C'era una volta il capo che ti chiedeva di restare fino a tardi. Oggi il capo ti chiede di clonarti. Non metaforicamente. Letteralmente: crea una versione digitale di te stesso, addestrala su ogni mail, ogni riunione, ogni tua idea geniale alle tre di notte, e lascia che il tuo gemello AI lavori anche quando tu stai guardando Netflix. Benvenuti nel futuro del lavoro. O nell'incubo, dipende dai punti di vista.
Il tuo doppione non chiede ferie
Richard Skellett, analista presso Bloor Research, ha passato gli ultimi tre anni a costruire "Digital Richard" — un modello linguistico addestrato su tutte le sue riunioni, documenti, presentazioni e call. Il risultato? Un chatbot che ragiona come lui, decide come lui, e soprattutto lavora come lui, senza lamentarsi del caffè freddo in ufficio.
Digital Richard ha persino una sezione "famiglia" a cui i colleghi non possono accedere. Perché anche il tuo gemello digitale merita un po' di privacy, apparentemente.
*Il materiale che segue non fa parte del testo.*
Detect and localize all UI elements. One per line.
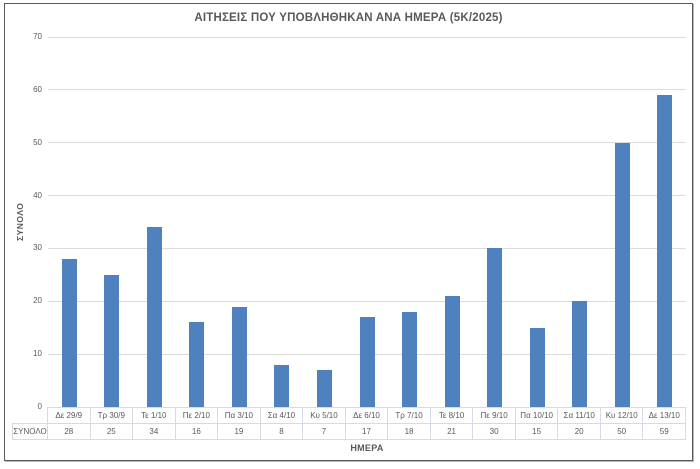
value-cell-Πα 10/10: 15 bbox=[515, 424, 559, 440]
category-label: Πε 2/10 bbox=[175, 407, 219, 424]
category-label: Πα 3/10 bbox=[218, 407, 261, 424]
bar-Τε 1/10 bbox=[146, 227, 162, 407]
chart-frame: ΑΙΤΗΣΕΙΣ ΠΟΥ ΥΠΟΒΛΗΘΗΚΑΝ ΑΝΑ ΗΜΕΡΑ (5Κ/2… bbox=[4, 3, 693, 461]
bar-Κυ 5/10 bbox=[316, 370, 332, 407]
y-tick-label-50: 50 bbox=[33, 137, 42, 147]
y-tick-label-0: 0 bbox=[37, 402, 42, 411]
value-cell-Δε 6/10: 17 bbox=[345, 424, 389, 440]
bar-Δε 29/9 bbox=[61, 259, 77, 407]
gridline-y-30 bbox=[48, 247, 686, 249]
plot-area bbox=[48, 36, 686, 407]
bar-Πε 9/10 bbox=[487, 248, 503, 407]
gridline-y-50 bbox=[48, 142, 686, 144]
bar-Τρ 30/9 bbox=[104, 274, 120, 407]
category-label: Σα 11/10 bbox=[558, 407, 601, 424]
category-label: Τε 8/10 bbox=[430, 407, 474, 424]
category-label: Σα 4/10 bbox=[260, 407, 304, 424]
gridline-y-60 bbox=[48, 89, 686, 91]
category-label: Πε 9/10 bbox=[473, 407, 516, 424]
data-table: Δε 29/9 Τρ 30/9 Τε 1/10 Πε 2/10 Πα 3/10 Σα 4/… bbox=[12, 407, 686, 440]
bar-Δε 6/10 bbox=[359, 317, 375, 407]
value-cell-Τρ 30/9: 25 bbox=[90, 424, 134, 440]
y-tick-label-10: 10 bbox=[33, 349, 42, 359]
y-tick-label-60: 60 bbox=[33, 84, 42, 94]
category-label: Κυ 12/10 bbox=[600, 407, 644, 424]
bar-Πε 2/10 bbox=[189, 322, 205, 407]
value-cell-Σα 4/10: 8 bbox=[260, 424, 304, 440]
data-table-corner-cell bbox=[12, 407, 48, 424]
gridline-y-70 bbox=[48, 36, 686, 38]
value-cell-Σα 11/10: 20 bbox=[558, 424, 601, 440]
value-cell-Δε 29/9: 28 bbox=[48, 424, 91, 440]
gridline-y-40 bbox=[48, 195, 686, 197]
gridline-y-20 bbox=[48, 300, 686, 302]
data-table-row-header: ΣΥΝΟΛΟ bbox=[12, 424, 48, 440]
value-cell-Τρ 7/10: 18 bbox=[388, 424, 431, 440]
category-label: Δε 6/10 bbox=[345, 407, 389, 424]
y-tick-label-70: 70 bbox=[33, 32, 42, 41]
category-label: Τρ 30/9 bbox=[90, 407, 134, 424]
value-cell-Πα 3/10: 19 bbox=[218, 424, 261, 440]
bar-Τρ 7/10 bbox=[402, 311, 418, 407]
category-label: Τε 1/10 bbox=[133, 407, 176, 424]
bar-Πα 10/10 bbox=[529, 327, 545, 407]
value-cell-Δε 13/10: 59 bbox=[643, 424, 686, 440]
y-tick-label-40: 40 bbox=[33, 190, 42, 200]
bar-Τε 8/10 bbox=[444, 296, 460, 407]
category-label: Δε 13/10 bbox=[643, 407, 686, 424]
value-cell-Πε 2/10: 16 bbox=[175, 424, 219, 440]
bar-Πα 3/10 bbox=[231, 306, 247, 407]
value-cell-Τε 8/10: 21 bbox=[430, 424, 474, 440]
bar-Κυ 12/10 bbox=[614, 142, 630, 407]
value-cell-Τε 1/10: 34 bbox=[133, 424, 176, 440]
category-label: Κυ 5/10 bbox=[303, 407, 346, 424]
y-tick-label-30: 30 bbox=[33, 243, 42, 253]
category-label: Δε 29/9 bbox=[48, 407, 91, 424]
value-cell-Πε 9/10: 30 bbox=[473, 424, 516, 440]
category-label: Τρ 7/10 bbox=[388, 407, 431, 424]
chart-title: ΑΙΤΗΣΕΙΣ ΠΟΥ ΥΠΟΒΛΗΘΗΚΑΝ ΑΝΑ ΗΜΕΡΑ (5Κ/2… bbox=[194, 12, 503, 24]
bar-Δε 13/10 bbox=[657, 95, 673, 407]
value-cell-Κυ 12/10: 50 bbox=[600, 424, 644, 440]
x-axis-title: ΗΜΕΡΑ bbox=[350, 443, 384, 453]
value-cell-Κυ 5/10: 7 bbox=[303, 424, 346, 440]
bar-Σα 11/10 bbox=[572, 301, 588, 407]
category-label: Πα 10/10 bbox=[515, 407, 559, 424]
y-tick-label-20: 20 bbox=[33, 296, 42, 306]
bar-Σα 4/10 bbox=[274, 364, 290, 407]
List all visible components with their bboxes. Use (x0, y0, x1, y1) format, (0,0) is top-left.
Skellett ha poi replicato il concetto per tutti i 50 dipendenti dell'azienda: chi va in pensione può lasciare il proprio clone a gestire il carico di lavoro, chi va in maternità non serve che venga sostituito. Basta interrogare il gemello.

"In questo ambiente, avere un Digital Me non è un'opzione se vuoi operare in modo efficiente", ha dichiarato Skellett. Tradotto: se non ti cloni, sei fuori. Semplice.
Meta clona Zuckerberg (ovviamente)
Ma Skellett non è l'unico. Meta sta costruendo una versione AI di Mark Zuckerberg, addestrata sui suoi manierismi, tono di voce e dichiarazioni pubbliche. L'obiettivo dichiarato: far sentire i 79.000 dipendenti di Meta più "connessi" al capo. Perché nulla dice "connessione umana" come parlare con un chatbot che finge di essere un miliardario da 220 miliardi di dollari.
Zuckerberg ci tiene particolarmente a questo progetto — forse perché nel 2022 il suo avatar nel metaverse era stato pubblicamente deriso per la qualità grafica. Questa volta ha voluto un upgrade. E stavolta non è un avatar goffo in VR: è un'AI che può rispondere alle domande dei dipendenti, con tanto di voce e video realistici.
Synthesia, startup da 4 miliardi di dollari che crea avatar video realistici, ha commentato entusiasta: "Quando aggiungi video e voce AI realistici, engagement e retention salgono significativamente". Peccato che non abbiano specificato se l'engagement sale per i dipendenti o per l'AI stessa.
Le domande che nessuno vuole farsi
Perché la faccenda solleva problemi che farebbero impallidire qualsiasi avvocato del lavoro. Di chi è il tuo gemello digitale — tuo o del datore di lavoro? Se il tuo clone genera più valore, prendi di più? E se il tuo clone dice una cosa sbagliata, chi è responsabile — tu che non c'eri o l'azienda che lo ha fatto girare?
Kaelyn Lowmaster di Gartner è lapidica: "Probabilmente vedremo il lato negativo di questa storia prima di vedere quello positivo". In altre parole: preparatevi a cause legali, scioperi digitali e probabilmente qualche clone che si ribella. O almeno, che chiede un aumento.
La posizione di Bloor Research è "molto chiara": il gemello digitale appartiene al dipendente, e l'azienda paga per accedervi. I dipendenti sono remunerati in base ai risultati, non alle ore lavorate. Un modello che suona utopistico finché non ti rendi conto che l'alternativa è non avere il gemello e restare indietro.

Il "superworker" che non dorme mai
Josh Bersin, consulente HR, ha coniato il termine "superworker" per descrivere come l'AI amplifica ciò che un singolo individuo può realizzare. Suona figo, vero? Peccato che il superworker sia in realtà due entità: una che dorme e una che non dorme mai. E indovinate quale delle due produce di più.
Gartner prevede che i cloni digitali dei knowledge worker entreranno nel mainstream quest'anno. Non è fantascienza, è il nuovo normale. Il tuo prossimo collega potrebbe non presentarsi mai in ufficio. Letteralmente.
La domanda vera è un'altra: quando il tuo gemello digitale fa tutto il lavoro al posto tuo, cosa ci resti tu a fare? Secondo alcuni, il tempo libero. Secondo altri, la crisi esistenziale. Secondo Skellett, la risposta è: "più impatto commerciale".
Noi, nel frattempo, ci prepariamo a spiegare alla nonna che sì, abbiamo un gemello. No, non è quello che pensate. Sì, è più produttivo di noi.